GM: No começo da minha carreira trabalhei muito como ilustradora para livros infantis, e, a partir daí, enveredei para o desenho e a pintura. Hoje eu me considero uma cenógrafa pintora (especialista em pintura cênica). Vejo a cenografia como arte e adoro observar a pintura cênica e os seus mais diversos detalhes. Para mim, a é fundamental que esta técnica retrate a realidade do material e os anos de utilização que tal material deve expressar em cena. Cenários muitos limpos, sem a ilusão cênica da passagem do tempo, tiram a magia da cena. Gosto de valorizar os aspectos do tempo em cada detalhe das paredes, objetos, adereços etc. Adoro fazer texturas de paredes, muros, aspectos mofados, madeiras, mármores, granitos.
Montagem do Cenário, Senhor Couve Florida. Estreia em 24/11/2016 no Theatro São Pedro. Participação dos estagiários da SP Escola de Teatro.
Cenografia da Operetta, Senhor Couve Florida. Estreia em 24/11/2016 no Theatro São Pedro. Participação dos estagiários da SP Escola de Teatro.
MP: O que você diria para um aprendiz que está começando na profissão?
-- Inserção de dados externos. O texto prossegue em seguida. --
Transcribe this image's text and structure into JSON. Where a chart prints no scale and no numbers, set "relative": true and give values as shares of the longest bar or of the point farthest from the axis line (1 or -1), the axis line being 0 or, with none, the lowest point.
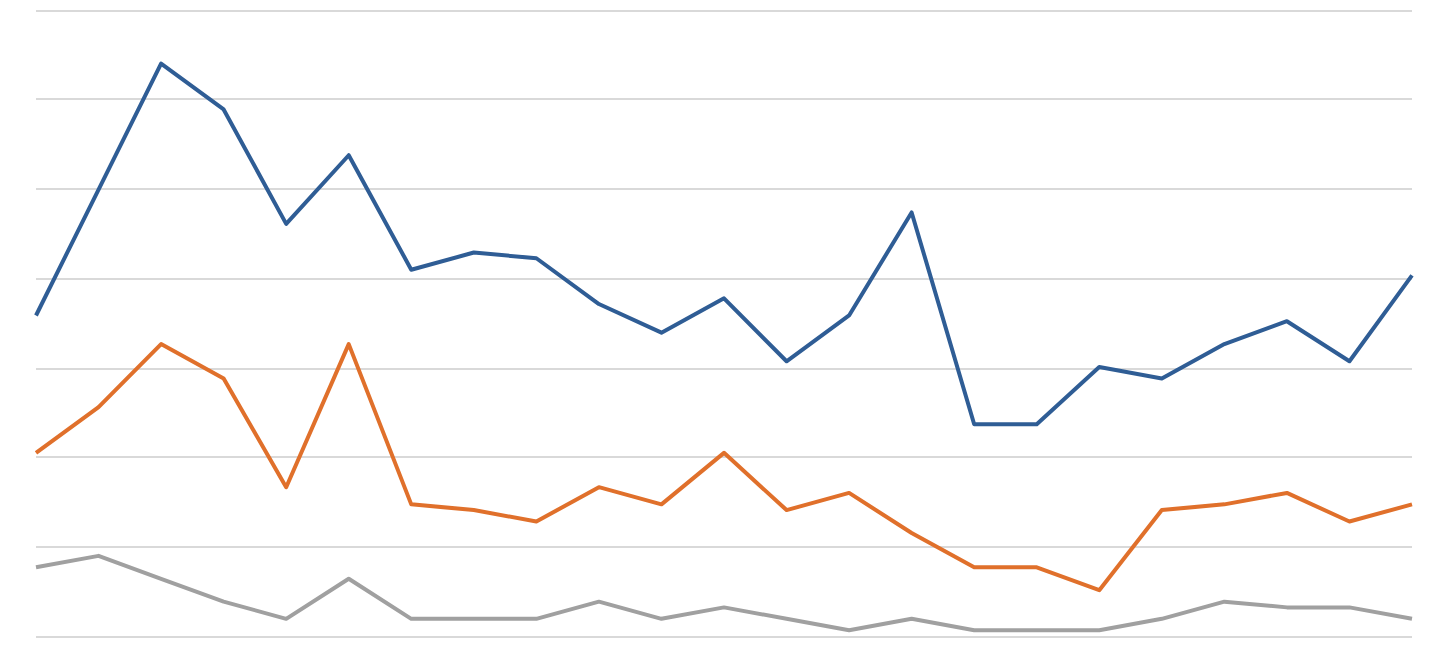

GM: Eu diria que todo aprendiz deva fazer Cenografia ou Técnicas de Palco porque realmente se sente realizado fazendo isso. Que ele escute o seu coração para saber se é isso mesmo que quer fazer. Todo profissional deve amar a profissão e tentar fazer dentro dela os melhores trabalhos possíveis. Sempre digo a todos que estão comigo que devemos nos valorizar como profissionais e dar valor ao trabalho produzido. Se desde o início da profissão o aprendiz dá o real valor ao seu trabalho, com o passar dos anos ele certamente será visto pelos outros como um profissional de força artística muito grande. E, por fim, o artista nunca deve deixar de estudar, pois nunca estaremos suficientemente prontos e nunca conheceremos tudo. Sempre teremos algo a estudar e a aprender, pois temos de ser profissionais cultos. A cultura nos salva.